India has maintained that such initiatives (formation of emergency fund) are taken under extraordinary circumstances which are focused on jointly fighting an issue or problem without the limitations of procedural formalities.
Each member nation has the right to decide on the timing, manner and implementation of their SAARC Covid-19 Emergency Fund commitments.
India has taken the lead role in taking preventive measures against the novel coronavirus crisis in the region.
In March, India proposed an Covid-19 Emergency Fund in the video conference of SAARC members on forming a joint strategy to fight Covid-19.

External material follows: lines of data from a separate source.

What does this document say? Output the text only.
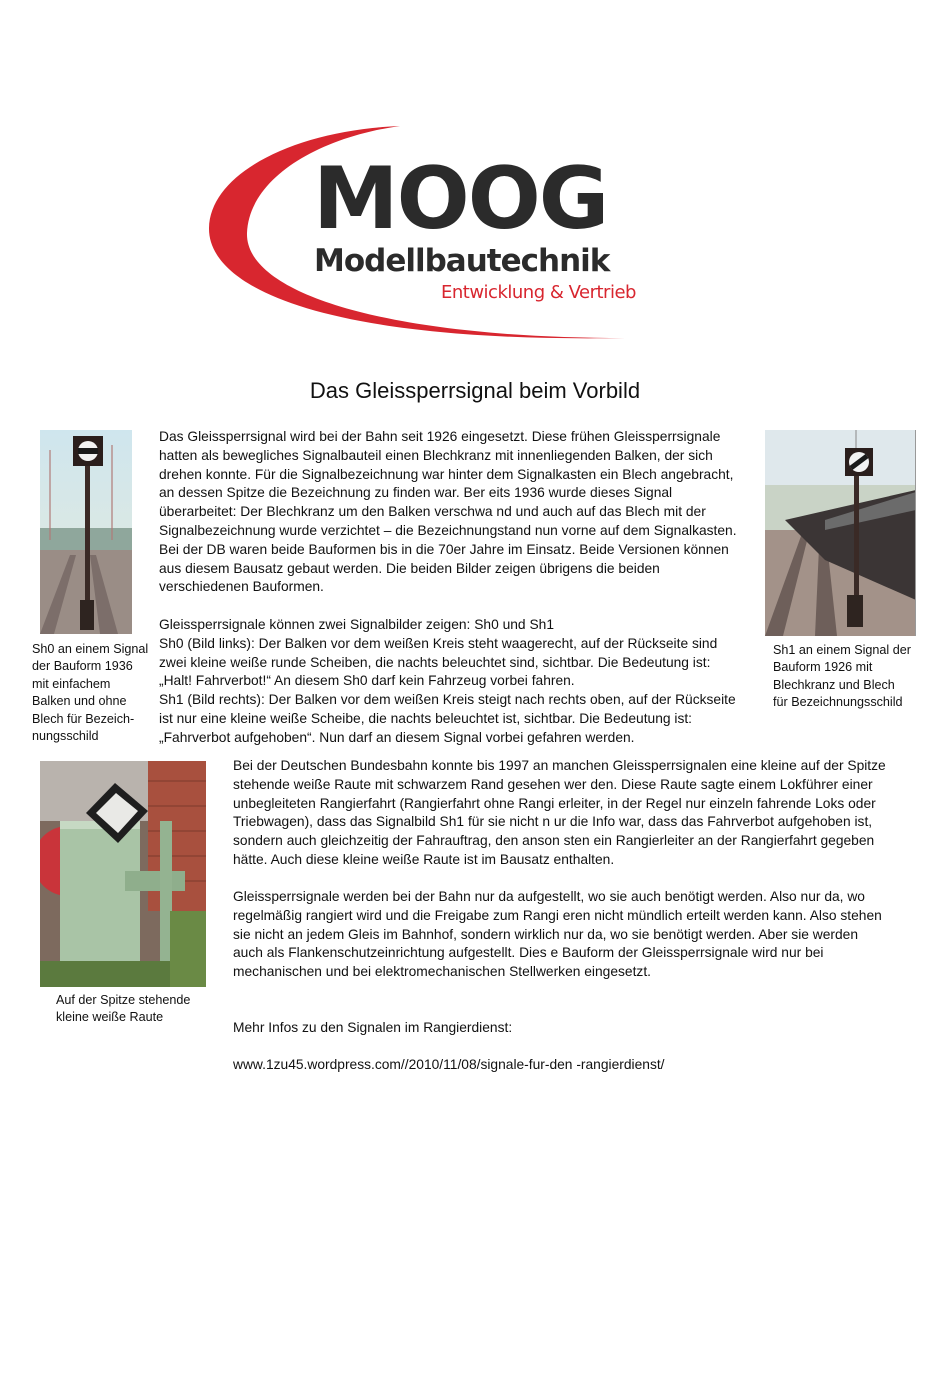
MOOG
Modellbautechnik
Entwicklung & Vertrieb
Das Gleissperrsignal beim Vorbild
Sh0 an einem Signal
der Bauform 1936
mit einfachem
Balken und ohne
Blech für Bezeich-
nungsschild
Sh1 an einem Signal der
Bauform 1926 mit
Blechkranz und Blech
für Bezeichnungsschild
Das Gleissperrsignal wird bei der Bahn seit 1926 eingesetzt. Diese frühen Gleissperrsignale
hatten als bewegliches Signalbauteil einen Blechkranz mit innenliegenden Balken, der sich
drehen konnte. Für die Signalbezeichnung war hinter dem Signalkasten ein Blech angebracht,
an dessen Spitze die Bezeichnung zu finden war. Ber eits 1936 wurde dieses Signal
überarbeitet: Der Blechkranz um den Balken verschwa nd und auch auf das Blech mit der
Signalbezeichnung wurde verzichtet – die Bezeichnungstand nun vorne auf dem Signalkasten.
Bei der DB waren beide Bauformen bis in die 70er Jahre im Einsatz. Beide Versionen können
aus diesem Bausatz gebaut werden. Die beiden Bilder zeigen übrigens die beiden
verschiedenen Bauformen.
Gleissperrsignale können zwei Signalbilder zeigen: Sh0 und Sh1
Sh0 (Bild links): Der Balken vor dem weißen Kreis steht waagerecht, auf der Rückseite sind
zwei kleine weiße runde Scheiben, die nachts beleuchtet sind, sichtbar. Die Bedeutung ist:
„Halt! Fahrverbot!“ An diesem Sh0 darf kein Fahrzeug vorbei fahren.
Sh1 (Bild rechts): Der Balken vor dem weißen Kreis steigt nach rechts oben, auf der Rückseite
ist nur eine kleine weiße Scheibe, die nachts beleuchtet ist, sichtbar. Die Bedeutung ist:
„Fahrverbot aufgehoben“. Nun darf an diesem Signal vorbei gefahren werden.
Auf der Spitze stehende
kleine weiße Raute
Bei der Deutschen Bundesbahn konnte bis 1997 an manchen Gleissperrsignalen eine kleine auf der Spitze
stehende weiße Raute mit schwarzem Rand gesehen wer den. Diese Raute sagte einem Lokführer einer
unbegleiteten Rangierfahrt (Rangierfahrt ohne Rangi erleiter, in der Regel nur einzeln fahrende Loks oder
Triebwagen), dass das Signalbild Sh1 für sie nicht n ur die Info war, dass das Fahrverbot aufgehoben ist,
sondern auch gleichzeitig der Fahrauftrag, den anson sten ein Rangierleiter an der Rangierfahrt gegeben
hätte. Auch diese kleine weiße Raute ist im Bausatz enthalten.
Gleissperrsignale werden bei der Bahn nur da aufgestellt, wo sie auch benötigt werden. Also nur da, wo
regelmäßig rangiert wird und die Freigabe zum Rangi eren nicht mündlich erteilt werden kann. Also stehen
sie nicht an jedem Gleis im Bahnhof, sondern wirklich nur da, wo sie benötigt werden. Aber sie werden
auch als Flankenschutzeinrichtung aufgestellt. Dies e Bauform der Gleissperrsignale wird nur bei
mechanischen und bei elektromechanischen Stellwerken eingesetzt.

Mehr Infos zu den Signalen im Rangierdienst:

www.1zu45.wordpress.com//2010/11/08/signale-fur-den -rangierdienst/
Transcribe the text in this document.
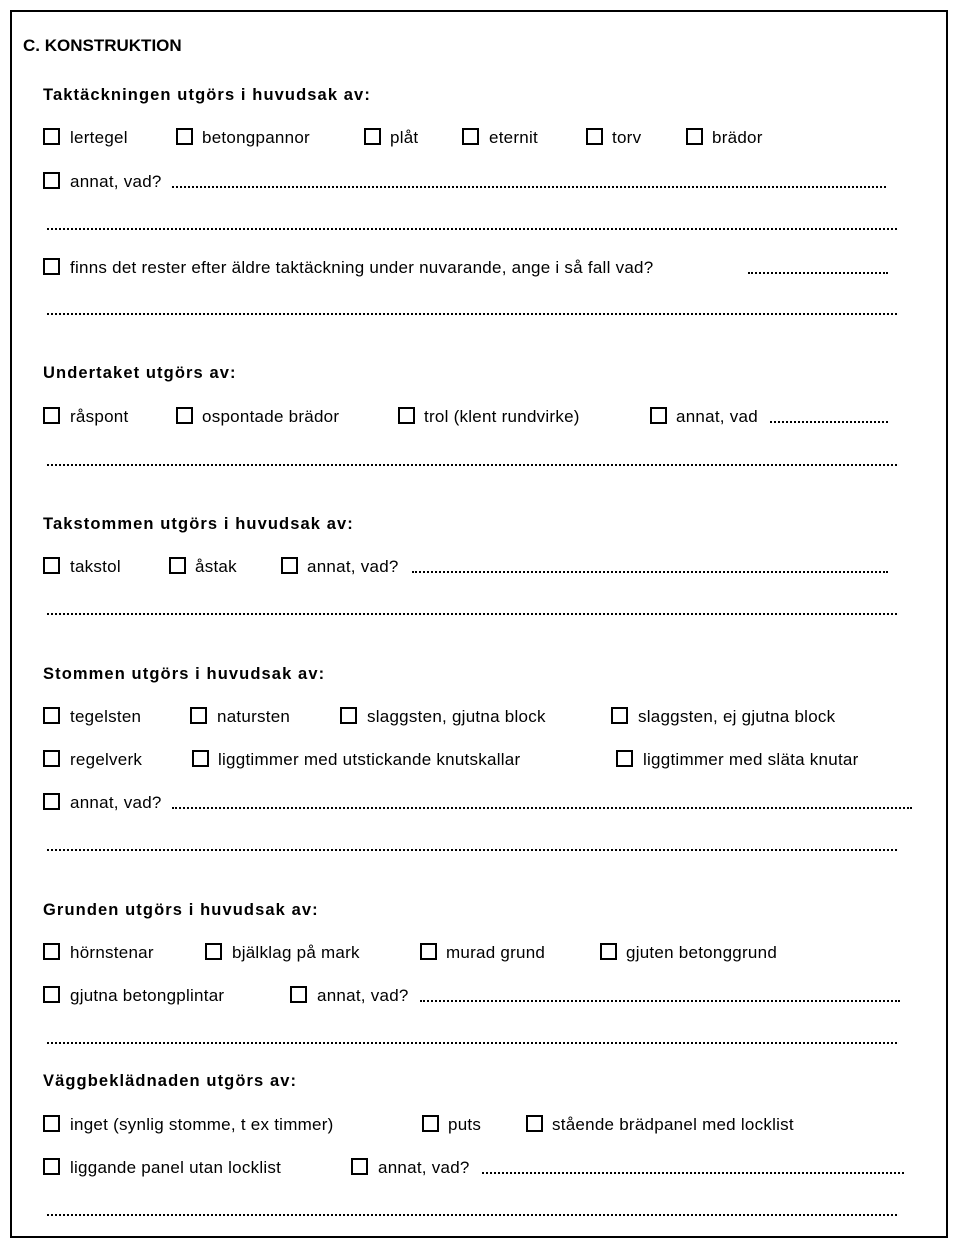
C. KONSTRUKTION
Taktäckningen utgörs i huvudsak av:
lertegel	betongpannor	plåt	eternit	torv	brädor
annat, vad?
finns det rester efter äldre taktäckning under nuvarande, ange i så fall vad?
Undertaket utgörs av:
råspont	ospontade brädor	trol (klent rundvirke)	annat, vad
Takstommen utgörs i huvudsak av:
takstol	åstak	annat, vad?
Stommen utgörs i huvudsak av:
tegelsten	natursten	slaggsten, gjutna block	slaggsten, ej gjutna block
regelverk	liggtimmer med utstickande knutskallar	liggtimmer med släta knutar
annat, vad?
Grunden utgörs i huvudsak av:
hörnstenar	bjälklag på mark	murad grund	gjuten betonggrund
gjutna betongplintar	annat, vad?
Väggbeklädnaden utgörs av:
inget (synlig stomme, t ex timmer)	puts	stående brädpanel med locklist
liggande panel utan locklist	annat, vad?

The Fund would be based on a voluntary contribution from all SAARC members.
Indian Prime Minister contributed $10 million to the fund.
Following Indian lead ,subsequently, Nepal and Afghanistan ($1 million each), Maldives ($200,000), Bhutan ($100,000), Bangladesh ($1.5 million) and Sri Lanka ($5 million) also pledged to contribute to the fund.
The fund is used to meet the cost of immediate actions by any member and will be coordinated through foreign secretaries and embassies of the member countries.
India has also extended assistance in materials and services to Afghanistan, Bangladesh, Bhutan, the Maldives (Operation Sanjeevani), Nepal and Sri Lanka keeping in mind their early commitments to the fund and serious behaviour.